Where to stand, when

Old town plazas fill from 21:00. If you want to see a specific hoguera burn, find it by 22:30 and don’t try to move through the crowd — you’ll lose the spot. Luceros, Mercado and Carolinas are the classic “big three” locations. El Barrio de San Antón is quieter with a more local vibe.

If you’re with kids, the Playa del Postiguet fireworks on 23 June is the family-friendly front row — less press of bodies, sea breeze, and a clean retreat once the show ends.

Practical logistics

Accommodation: book six months ahead, no exaggeration. Hotels from Alicante centre to San Juan Playa triple their rates, and the budget end sells out first. If you miss the window, base in Villajoyosa, Benidorm, or El Altet and take the train / bus in each evening.

Transport: the TRAM line runs late those nights; the last outbound train from Mercado station leaves around 01:30–02:00 depending on the day. Driving is a mistake — old town streets are pedestrianised during fiesta week and parking near the centre doesn’t exist.
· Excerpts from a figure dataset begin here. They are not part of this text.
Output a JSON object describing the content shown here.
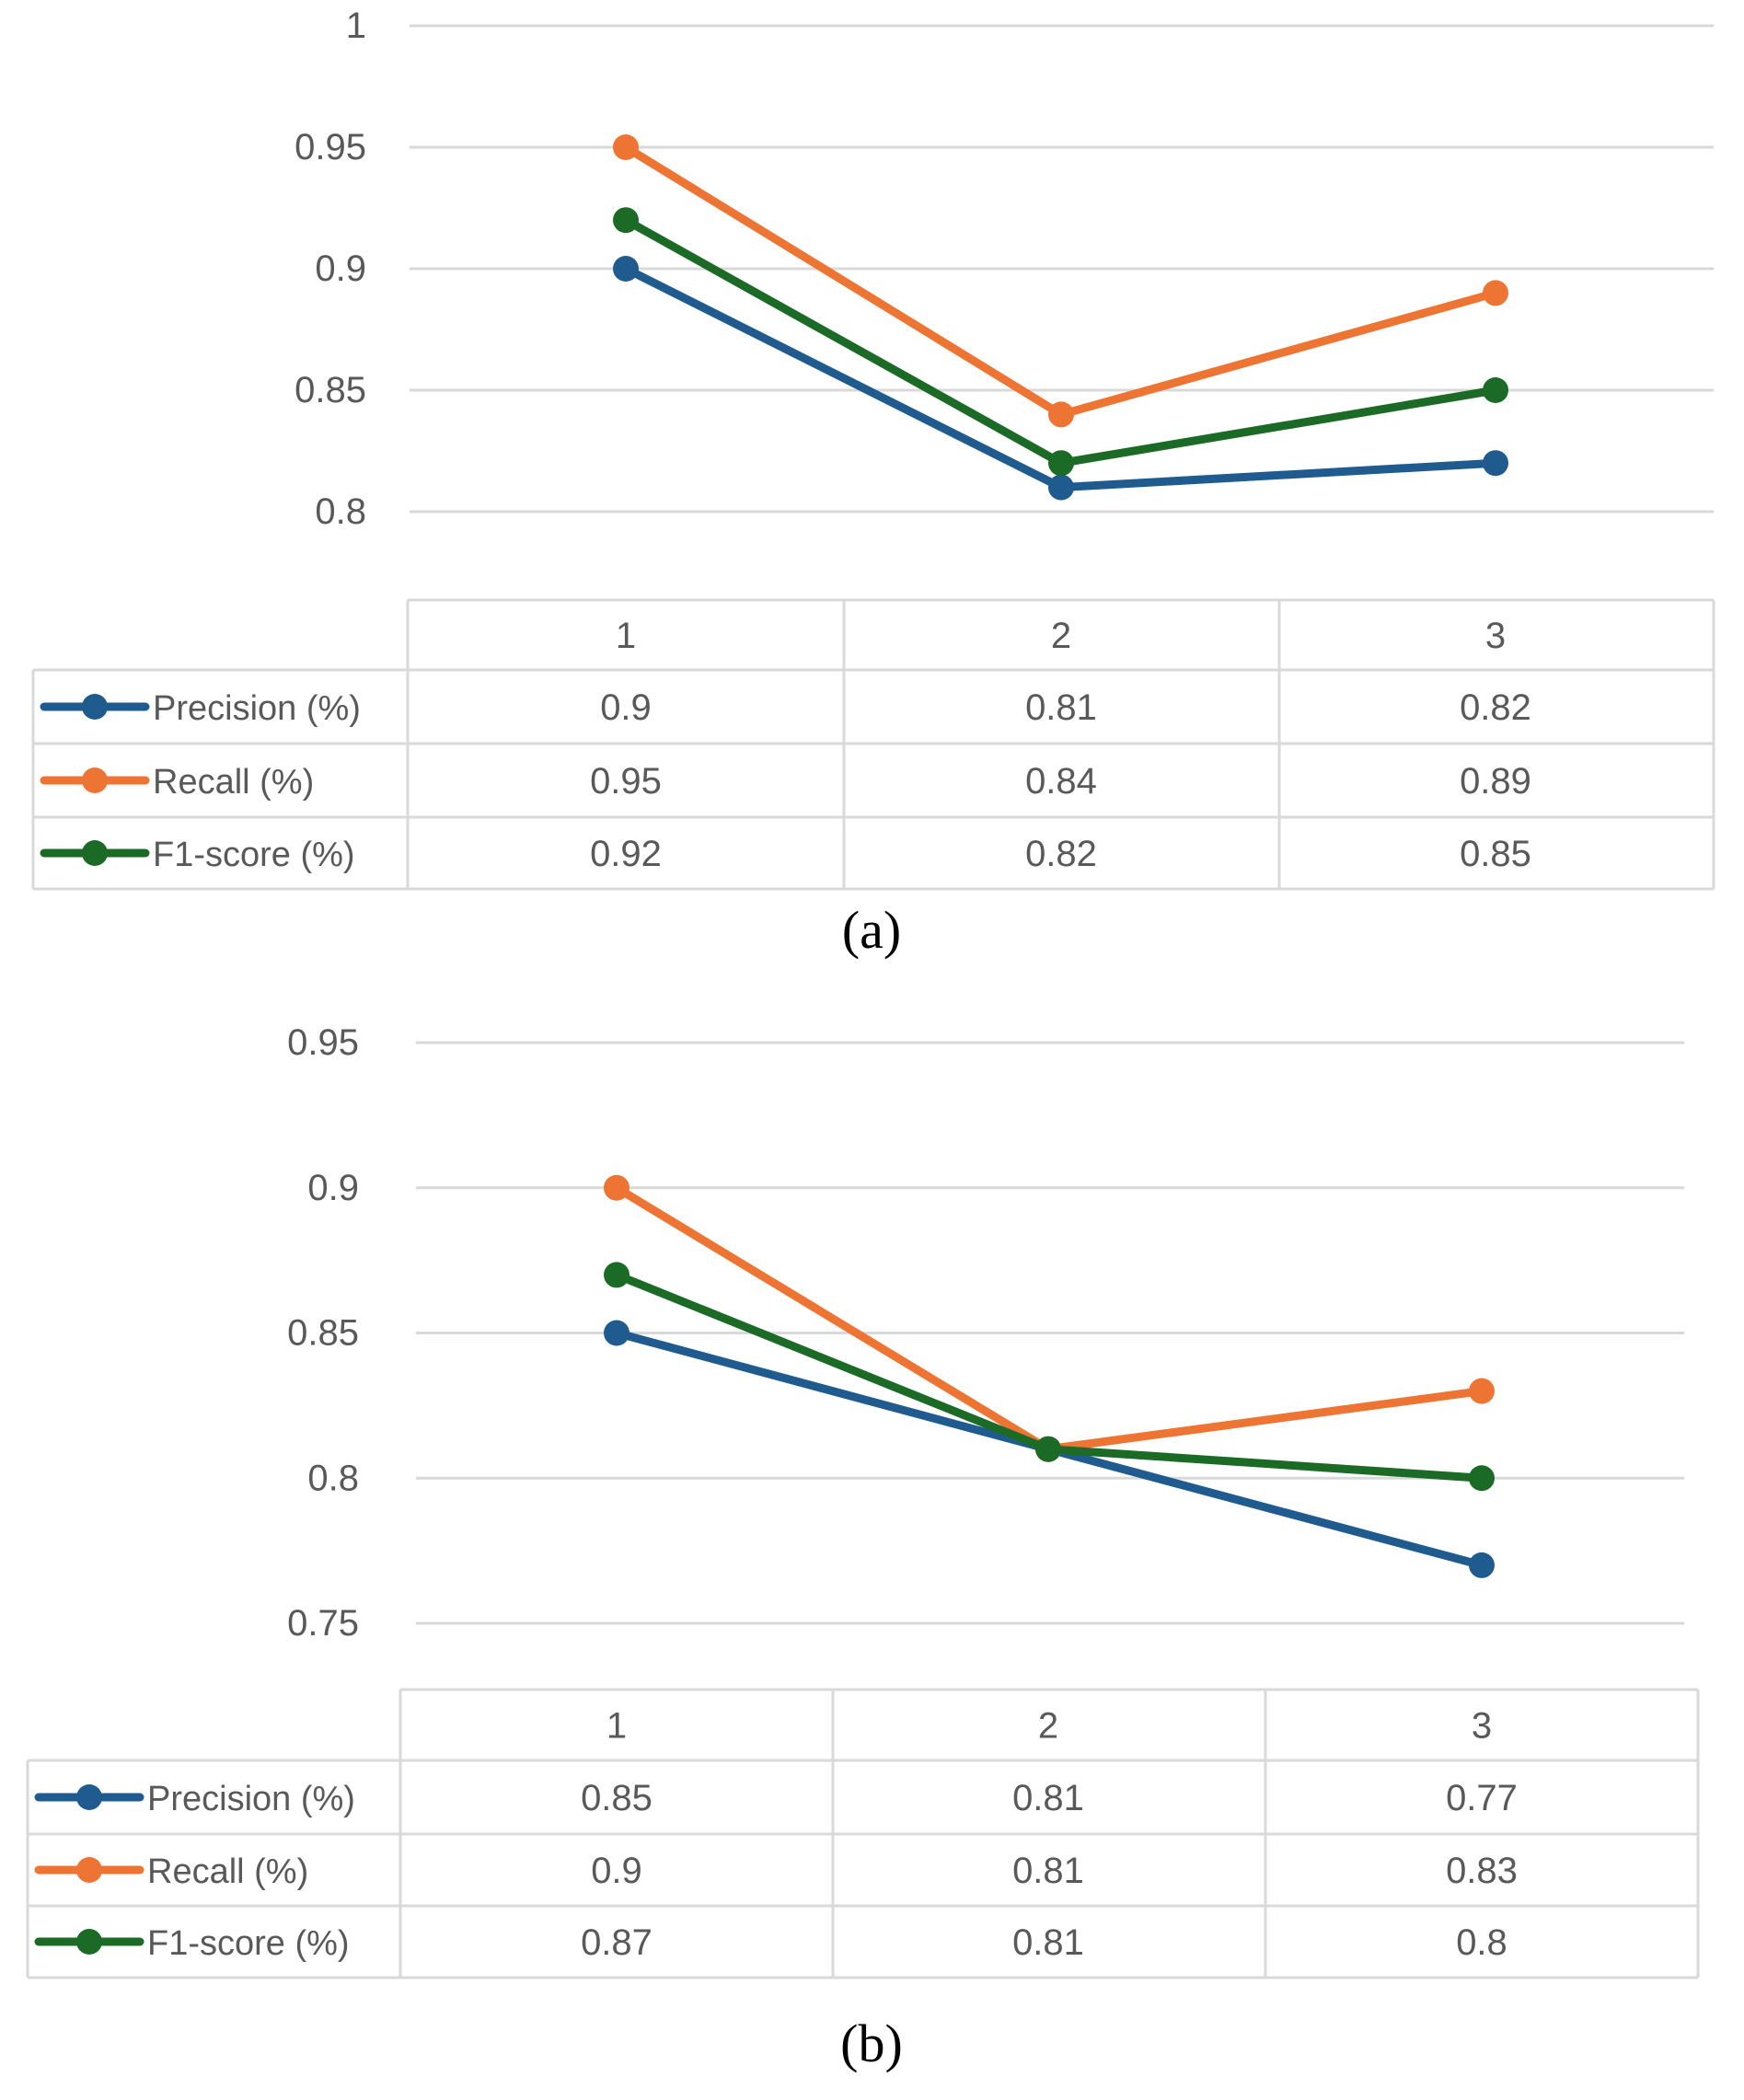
{
  "colors": {
    "Precision (%)": "#1f5b8f",
    "Recall (%)": "#ed7433",
    "F1-score (%)": "#1b6b26"
  },
  "chart_data": [
    {
      "type": "line",
      "caption": "(a)",
      "categories": [
        "1",
        "2",
        "3"
      ],
      "ylim": [
        0.8,
        1
      ],
      "yticks": [
        "1",
        "0.95",
        "0.9",
        "0.85",
        "0.8"
      ],
      "ytick_values": [
        1,
        0.95,
        0.9,
        0.85,
        0.8
      ],
      "grid": true,
      "legend": "data-table",
      "series": [
        {
          "name": "Precision (%)",
          "values": [
            0.9,
            0.81,
            0.82
          ],
          "labels": [
            "0.9",
            "0.81",
            "0.82"
          ]
        },
        {
          "name": "Recall (%)",
          "values": [
            0.95,
            0.84,
            0.89
          ],
          "labels": [
            "0.95",
            "0.84",
            "0.89"
          ]
        },
        {
          "name": "F1-score (%)",
          "values": [
            0.92,
            0.82,
            0.85
          ],
          "labels": [
            "0.92",
            "0.82",
            "0.85"
          ]
        }
      ]
    },
    {
      "type": "line",
      "caption": "(b)",
      "categories": [
        "1",
        "2",
        "3"
      ],
      "ylim": [
        0.75,
        0.95
      ],
      "yticks": [
        "0.95",
        "0.9",
        "0.85",
        "0.8",
        "0.75"
      ],
      "ytick_values": [
        0.95,
        0.9,
        0.85,
        0.8,
        0.75
      ],
      "grid": true,
      "legend": "data-table",
      "series": [
        {
          "name": "Precision (%)",
          "values": [
            0.85,
            0.81,
            0.77
          ],
          "labels": [
            "0.85",
            "0.81",
            "0.77"
          ]
        },
        {
          "name": "Recall (%)",
          "values": [
            0.9,
            0.81,
            0.83
          ],
          "labels": [
            "0.9",
            "0.81",
            "0.83"
          ]
        },
        {
          "name": "F1-score (%)",
          "values": [
            0.87,
            0.81,
            0.8
          ],
          "labels": [
            "0.87",
            "0.81",
            "0.8"
          ]
        }
      ]
    }
  ]
}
Food: every street has a barraca grilling squid, sardines, and bacon-wrapped dates. €3–5 a plate, cash still preferred at smaller stands. The official fiesta drink is granizado (lemon slush) during the day, cubata (rum-and-coke) at night.

A word on noise and heat

Sleep will be difficult if your window faces a plaza. Earplugs help, blackout curtains help more — 22:00 sunsets mean the city doesn’t cool until well past midnight. Temperatures on the 23rd and 24th routinely top 32°C. Budget for hydration salts.

The subtext most guides skip

Hogueras are also a political event. Each hoguera commission — typically a neighbourhood association — commissions artists to take jabs at whoever is in the news that spring. Reading the monuments with a translator app (photograph the text, run OCR) is how visitors discover what Alicante is actually talking about in June. The satire is sharp and the local press debates each year’s set of caricatures for weeks before the burn.

One regret-proof tip

Buy a bottle of water and a pair of foam earplugs from any pharmacy before 18:00 on 20 June. Every subsequent day those will be gone from the shelves by 17:00.